Horse and rider would be eliminated from the competiton after a rider fall and suspended for a month for a horse fall at a jump.
USEF president David O’Connor said: “The suspension is meant to be a deterrent, to reduce dangerous riding.
“There are two extremes — the professional riders make our courses look easy, beautiful and fun to watch and then you get the less competent guys doing it by aggression or being too slow. They’re affecting the sport.”
USEF riders’ rep Bobby Costello said riders support the rules in principle, but want a review system.
New Zealand rider and International Equestrian Federation (FEI) eventing safety sub-committee member Andrew Nicholson feels the proposals could increase the number of falls.
“If riders are concerned about getting suspended they are going to ride cautiously. You should approach the cross-country positively, not dangerously, otherwise you will have accidents,” he said.
British Eventing director of sport Mike Etherington-Smith, who designed the Kentucky course, said he sympathised with the Americans’ position, but felt the rules were “over the top”.
Referring to red flags brought in by the FEI last year that allow ground juries to bring dangerous riders to a halt (news, 30 August 2007), he said: “Rather than banning riders we need to get officials to use the existing rules to stop riders on the course if they are riding dangerously.
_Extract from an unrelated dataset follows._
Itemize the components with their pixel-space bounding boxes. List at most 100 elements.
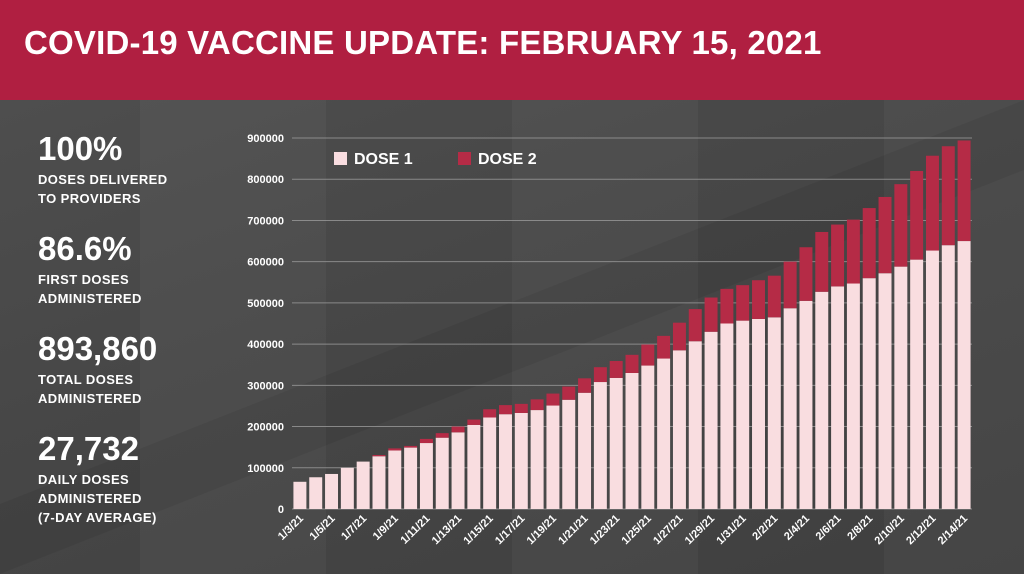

I think the Americans need to take a deep breath before implementing any new rules.”
But he defended a nation’s right to make rules contrary to those of the FEI.
Mark Phillips, who coaches the US eventing team, believes the USEF should think more about why accidents happen as opposed to what to do afterwards.
He added: “A country should be careful about going off at a tangent before the equestrian community worldwide has properly considered the implications of a proposed rule change.”
The suggested rules will be discussed further in a phone conference by the US Eventing Authority and USEF and could be enacted on an emergency basis.
Meanwhile, a safety summit is scheduled in Lexington next month to harvest ideas from the eventing community.
The FEI did not wish to comment on the proposed rule changes.